Monatsgespräch / Margret Bürgisser
«Haben Sie einen tollen Mann!»
Nur wenige Paare teilen sich die Kindererziehung und Erwerbsarbeit partnerschaftlich. Die Soziologin Margret Bürgisser hat solche Familien in einer Langzeitstudie erforscht. Sie plädiert für Geduld – und Ausprobieren!
wir eltern: Frau Bürgisser, während wir Sie hier zum Interview treffen, kocht zu Hause Ihr Mann Zmittag?
Margret Bürgisser: Nein, bei uns gibts eine strikte Regelung. Wir schreiben in die Agenda «Ma ko» für Margret kocht oder «Wa ko» für Walter kocht. Und derjenige ist verantwortlich inklusive Tischen, Servieren, Abwaschen. Heute bin ich dran.
Was wird es zum Zmittag geben?
Ich werde in unser vegetarisches Restaurant gehen und verschiedene Gerichte nach Hause mitnehmen.
Wie elegant.
Und einfach. (lacht) Ich koche nicht so gern.
Mögen Sie das Kochen nicht wegen dem Klischee der täglich kochenden Hausfrau?
Als ich jung war, habe ich mit einem Freund zusammengelebt. Er hat nicht gekocht, ich täglich – was ich rückblickend unverständlich finde. Aber so war das damals.
Damals, das war auch die Zeit, als Sie Ihre Langzeitstudie über Familien begannen, die sich Erwerbsarbeit und Kindererziehung teilen. Wie sind Sie auf das Thema gekommen?
Das war 1990. Die Gleichstellung war schon in der Verfassung verankert, das Gleichstellungsgesetz aber noch nicht in Kraft. Von überall her hörte man: Es wäre schön, wenn man die Rollen teilen könnte! Aber es geht nicht. Wegen dem nicht und diesem nicht. Und damit war die Diskussion beendet. Irgendwann hat mich das furchtbar geärgert. Ich dachte, ich möchte mal sehen, ob es tatsächlich nicht geht und begann nach Paaren zu suchen, die sich Erwerbsarbeit und Kindererziehung teilten. Die Bedingung war, dass beide erwerbstätig waren, die Frauen mindestens 50 Prozent und die Männer nicht mehr als 70 Prozent.

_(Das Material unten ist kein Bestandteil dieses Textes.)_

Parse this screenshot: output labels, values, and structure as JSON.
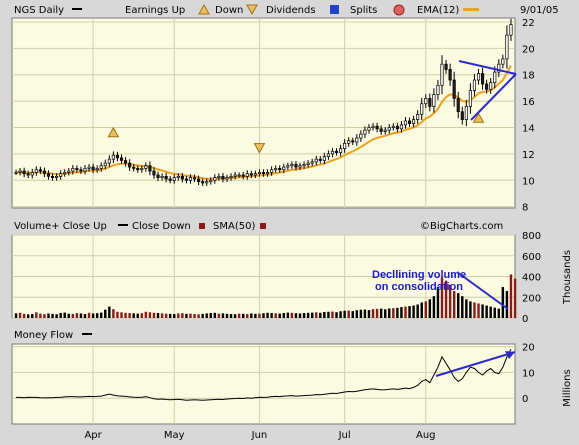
{
  "header": {
    "symbol": "NGS Daily",
    "earnings_label": "Earnings Up",
    "down_label": "Down",
    "dividends_label": "Dividends",
    "splits_label": "Splits",
    "ema_label": "EMA(12)",
    "date": "9/01/05"
  },
  "volume_header": {
    "label": "Volume+ Close Up",
    "close_down_label": "Close Down",
    "sma_label": "SMA(50)",
    "watermark": "©BigCharts.com"
  },
  "moneyflow_header": {
    "label": "Money Flow"
  },
  "annotation": {
    "line1": "Decllining volume",
    "line2": "on consolidation"
  },
  "colors": {
    "price_bg": "#fbfbe2",
    "grid": "#d0d0a8",
    "ema": "#f0a020",
    "up_candle": "#ffffff",
    "down_candle": "#202020",
    "vol_up": "#000000",
    "vol_down": "#8b1a1a",
    "trendline": "#2a2acc",
    "earnings_marker": "#c89020"
  },
  "chart_data": [
    {
      "type": "candlestick",
      "title": "NGS Daily",
      "yticks": [
        8,
        10,
        12,
        14,
        16,
        18,
        20,
        22
      ],
      "ylim": [
        7.9,
        22.3
      ],
      "xticks": [
        "Apr",
        "May",
        "Jun",
        "Jul",
        "Aug"
      ],
      "ema_period": 12,
      "closes": [
        10.6,
        10.7,
        10.5,
        10.4,
        10.6,
        10.8,
        10.7,
        10.5,
        10.3,
        10.2,
        10.3,
        10.5,
        10.6,
        10.7,
        10.9,
        10.8,
        10.7,
        10.9,
        11.0,
        10.8,
        10.9,
        11.1,
        11.3,
        11.6,
        11.9,
        11.7,
        11.5,
        11.3,
        11.0,
        10.9,
        10.8,
        10.9,
        11.1,
        10.7,
        10.4,
        10.2,
        10.3,
        10.1,
        10.0,
        10.2,
        10.3,
        10.1,
        10.0,
        10.2,
        10.1,
        9.9,
        9.8,
        9.9,
        10.0,
        10.2,
        10.3,
        10.1,
        10.2,
        10.3,
        10.4,
        10.4,
        10.3,
        10.5,
        10.4,
        10.5,
        10.6,
        10.5,
        10.6,
        10.8,
        10.9,
        10.8,
        11.0,
        11.1,
        11.2,
        11.0,
        11.1,
        11.2,
        11.3,
        11.4,
        11.6,
        11.5,
        11.8,
        12.0,
        12.2,
        12.1,
        12.4,
        12.8,
        13.0,
        12.9,
        13.2,
        13.5,
        13.8,
        14.0,
        14.1,
        13.9,
        13.7,
        13.8,
        14.0,
        14.1,
        13.9,
        14.2,
        14.5,
        14.3,
        14.6,
        15.0,
        15.8,
        16.2,
        15.6,
        16.5,
        17.2,
        18.8,
        18.4,
        17.6,
        16.2,
        15.2,
        14.6,
        15.6,
        16.8,
        17.6,
        18.1,
        17.3,
        16.9,
        17.4,
        18.2,
        18.8,
        19.2,
        21.0,
        21.8
      ],
      "earnings": [
        {
          "type": "up",
          "date_index": 24,
          "price": 13.6
        },
        {
          "type": "down",
          "date_index": 60,
          "price": 12.4
        },
        {
          "type": "up",
          "date_index": 114,
          "price": 14.7
        }
      ]
    },
    {
      "type": "bar",
      "title": "Volume+ Close Up",
      "ylabel": "Thousands",
      "yticks": [
        0,
        200,
        400,
        600,
        800
      ],
      "ylim": [
        0,
        800
      ],
      "volume": [
        45,
        50,
        40,
        35,
        38,
        55,
        42,
        37,
        44,
        40,
        36,
        48,
        52,
        41,
        39,
        47,
        44,
        38,
        50,
        43,
        46,
        52,
        80,
        110,
        85,
        60,
        55,
        50,
        48,
        45,
        42,
        46,
        60,
        55,
        50,
        48,
        45,
        42,
        40,
        38,
        44,
        46,
        40,
        42,
        38,
        35,
        40,
        44,
        48,
        50,
        42,
        45,
        40,
        38,
        36,
        42,
        40,
        38,
        44,
        40,
        42,
        46,
        50,
        48,
        45,
        42,
        48,
        52,
        50,
        46,
        44,
        48,
        50,
        52,
        55,
        50,
        58,
        60,
        62,
        56,
        65,
        70,
        72,
        66,
        75,
        80,
        82,
        76,
        85,
        88,
        90,
        84,
        92,
        95,
        98,
        105,
        110,
        115,
        120,
        130,
        150,
        160,
        180,
        210,
        300,
        390,
        360,
        320,
        260,
        240,
        210,
        180,
        160,
        150,
        140,
        130,
        120,
        110,
        100,
        90,
        300,
        260,
        420,
        380
      ],
      "up_days": [
        1,
        0,
        0,
        1,
        1,
        0,
        0,
        0,
        1,
        1,
        1,
        1,
        1,
        1,
        0,
        0,
        1,
        1,
        0,
        1,
        1,
        1,
        1,
        1,
        0,
        0,
        0,
        0,
        0,
        1,
        1,
        0,
        0,
        0,
        0,
        1,
        0,
        0,
        1,
        1,
        0,
        0,
        1,
        0,
        0,
        0,
        1,
        1,
        1,
        1,
        0,
        1,
        1,
        1,
        1,
        0,
        1,
        0,
        1,
        1,
        0,
        1,
        1,
        1,
        0,
        1,
        1,
        1,
        0,
        1,
        1,
        1,
        1,
        1,
        0,
        1,
        1,
        1,
        0,
        1,
        1,
        1,
        0,
        1,
        1,
        1,
        1,
        1,
        0,
        0,
        1,
        1,
        1,
        0,
        1,
        1,
        0,
        1,
        1,
        1,
        1,
        0,
        1,
        1,
        1,
        0,
        0,
        0,
        0,
        1,
        1,
        1,
        1,
        0,
        0,
        1,
        1,
        1,
        1,
        1,
        1,
        1
      ]
    },
    {
      "type": "line",
      "title": "Money Flow",
      "ylabel": "Millions",
      "yticks": [
        0,
        10,
        20
      ],
      "ylim": [
        -10,
        21
      ],
      "values": [
        0.3,
        0.3,
        0.2,
        0.4,
        0.3,
        0.3,
        0.2,
        0.1,
        0.2,
        0.2,
        0.3,
        0.4,
        0.5,
        0.6,
        0.6,
        0.5,
        0.5,
        0.6,
        0.7,
        0.6,
        0.7,
        0.8,
        1.2,
        1.6,
        1.2,
        0.9,
        0.8,
        0.7,
        0.5,
        0.4,
        0.3,
        0.4,
        0.6,
        0.2,
        -0.2,
        -0.4,
        -0.3,
        -0.5,
        -0.6,
        -0.5,
        -0.4,
        -0.6,
        -0.8,
        -0.7,
        -0.6,
        -0.7,
        -0.8,
        -0.7,
        -0.6,
        -0.5,
        -0.4,
        -0.5,
        -0.3,
        -0.2,
        -0.1,
        0.0,
        -0.1,
        0.1,
        0.0,
        0.2,
        0.4,
        0.3,
        0.4,
        0.6,
        0.7,
        0.6,
        0.8,
        0.9,
        1.0,
        0.8,
        0.9,
        1.0,
        1.1,
        1.2,
        1.4,
        1.3,
        1.5,
        1.7,
        1.9,
        1.8,
        2.1,
        2.4,
        2.6,
        2.5,
        2.7,
        3.0,
        3.3,
        3.5,
        3.6,
        3.4,
        3.2,
        3.3,
        3.5,
        3.6,
        3.4,
        3.6,
        3.9,
        3.7,
        4.2,
        5.0,
        6.5,
        7.2,
        6.0,
        9.0,
        12.0,
        16.0,
        13.5,
        11.0,
        8.0,
        6.5,
        7.5,
        10.0,
        12.0,
        11.5,
        10.0,
        9.0,
        10.5,
        11.5,
        10.0,
        9.5,
        12.0,
        16.0,
        19.0
      ]
    }
  ]
}
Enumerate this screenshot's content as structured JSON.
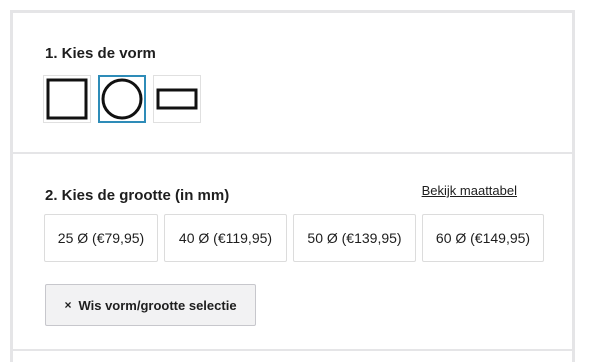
{
  "shape_section": {
    "heading": "1. Kies de vorm",
    "shapes": [
      {
        "name": "square",
        "icon": "square-shape-icon",
        "selected": false
      },
      {
        "name": "circle",
        "icon": "circle-shape-icon",
        "selected": true
      },
      {
        "name": "rectangle",
        "icon": "rectangle-shape-icon",
        "selected": false
      }
    ]
  },
  "size_section": {
    "heading": "2. Kies de grootte (in mm)",
    "size_table_link": "Bekijk maattabel",
    "sizes": [
      {
        "label": "25 Ø (€79,95)"
      },
      {
        "label": "40 Ø (€119,95)"
      },
      {
        "label": "50 Ø (€139,95)"
      },
      {
        "label": "60 Ø (€149,95)"
      }
    ],
    "clear_button": {
      "icon": "×",
      "label": "Wis vorm/grootte selectie"
    }
  },
  "colors": {
    "selected_border": "#2e8cb8",
    "divider": "#e5e5e7",
    "text": "#1e1e1e"
  }
}
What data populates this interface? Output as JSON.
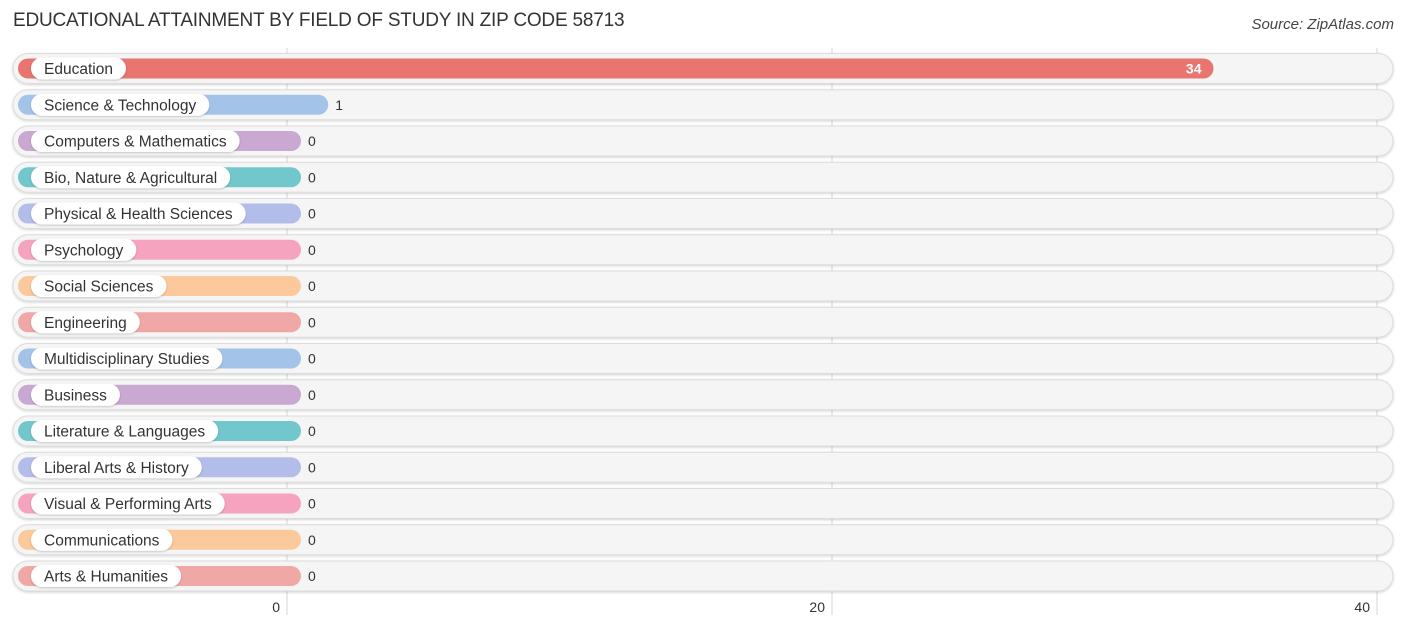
{
  "header": {
    "title": "EDUCATIONAL ATTAINMENT BY FIELD OF STUDY IN ZIP CODE 58713",
    "source": "Source: ZipAtlas.com"
  },
  "chart_data": {
    "type": "bar",
    "orientation": "horizontal",
    "title": "EDUCATIONAL ATTAINMENT BY FIELD OF STUDY IN ZIP CODE 58713",
    "xlabel": "",
    "ylabel": "",
    "xlim": [
      0,
      40
    ],
    "x_ticks": [
      0,
      20,
      40
    ],
    "x_tick_labels": [
      "0",
      "20",
      "40"
    ],
    "grid": true,
    "categories": [
      "Education",
      "Science & Technology",
      "Computers & Mathematics",
      "Bio, Nature & Agricultural",
      "Physical & Health Sciences",
      "Psychology",
      "Social Sciences",
      "Engineering",
      "Multidisciplinary Studies",
      "Business",
      "Literature & Languages",
      "Liberal Arts & History",
      "Visual & Performing Arts",
      "Communications",
      "Arts & Humanities"
    ],
    "values": [
      34,
      1,
      0,
      0,
      0,
      0,
      0,
      0,
      0,
      0,
      0,
      0,
      0,
      0,
      0
    ],
    "value_labels": [
      "34",
      "1",
      "0",
      "0",
      "0",
      "0",
      "0",
      "0",
      "0",
      "0",
      "0",
      "0",
      "0",
      "0",
      "0"
    ],
    "colors": [
      "#e8756f",
      "#a4c3e8",
      "#c9a8d2",
      "#72c7cc",
      "#b3bde9",
      "#f5a3bf",
      "#fbc99b",
      "#f0a8a6",
      "#a4c3e8",
      "#c9a8d2",
      "#72c7cc",
      "#b3bde9",
      "#f5a3bf",
      "#fbc99b",
      "#f0a8a6"
    ],
    "track_color": "#f5f5f5",
    "source": "Source: ZipAtlas.com"
  }
}
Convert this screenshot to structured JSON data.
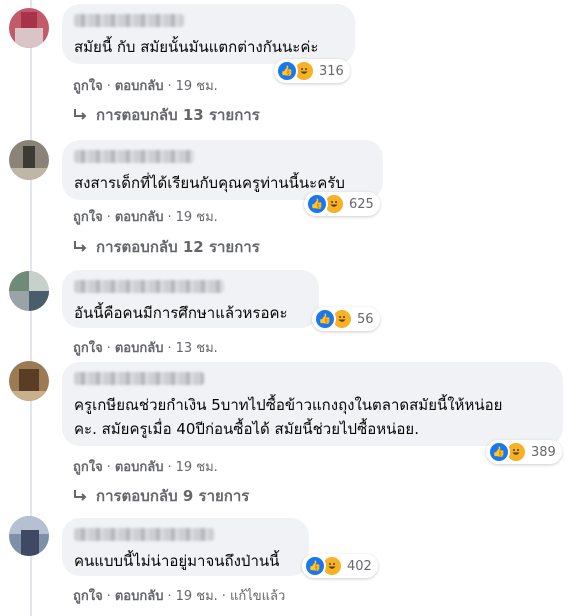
{
  "labels": {
    "like": "ถูกใจ",
    "reply": "ตอบกลับ",
    "dot": "·",
    "edited": "แก้ไขแล้ว"
  },
  "comments": [
    {
      "text_lines": [
        "สมัยนี้ กับ สมัยนั้นมันแตกต่างกันนะค่ะ"
      ],
      "reactions_count": "316",
      "time": "19 ชม.",
      "replies_label": "การตอบกลับ 13 รายการ"
    },
    {
      "text_lines": [
        "สงสารเด็กที่ได้เรียนกับคุณครูท่านนี้นะครับ"
      ],
      "reactions_count": "625",
      "time": "19 ชม.",
      "replies_label": "การตอบกลับ 12 รายการ"
    },
    {
      "text_lines": [
        "อันนี้คือคนมีการศึกษาแล้วหรอคะ"
      ],
      "reactions_count": "56",
      "time": "13 ชม."
    },
    {
      "text_lines": [
        "ครูเกษียณช่วยกำเงิน 5บาทไปซื้อข้าวแกงถุงในตลาดสมัยนี้ให้หน่อย",
        "คะ. สมัยครูเมื่อ 40ปีก่อนซื้อได้ สมัยนี้ช่วยไปซื้อหน่อย."
      ],
      "reactions_count": "389",
      "time": "19 ชม.",
      "replies_label": "การตอบกลับ 9 รายการ"
    },
    {
      "text_lines": [
        "คนแบบนี้ไม่น่าอยู่มาจนถึงป่านนี้"
      ],
      "reactions_count": "402",
      "time": "19 ชม."
    }
  ],
  "colors": {
    "bubble": "#f0f2f5",
    "meta": "#65676b",
    "like_blue": "#1877f2",
    "haha_yellow": "#f7b125"
  }
}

Also möglichst ausgeglichen.
Genau. 28 Paare habe ich interviewt und darüber mein erstes Buch geschrieben. Daraus folgte die zweite Studie 2003/04 und 2015 die dritte. 2016 habe ich ergänzend auch die Kinder befragt.
Welche Erkenntnis hat Sie am meisten erstaunt?
Überrascht hat mich, wie sehr aus Sicht der Kinder bestätigt wird, dass Väter die Betreuer- und Erzieherrolle sehr gut ausfüllen. Dass die Kinder ihren Vätern sehr viel Sozialkompetenz zuschreiben und ihren Müttern sehr viel Power und Zielstrebigkeit, also Eigenschaften, die es in der Arbeitswelt braucht, um sich zu behaupten. Es ist beeindruckend, wie sehr die alten Vorurteile widerlegt worden sind.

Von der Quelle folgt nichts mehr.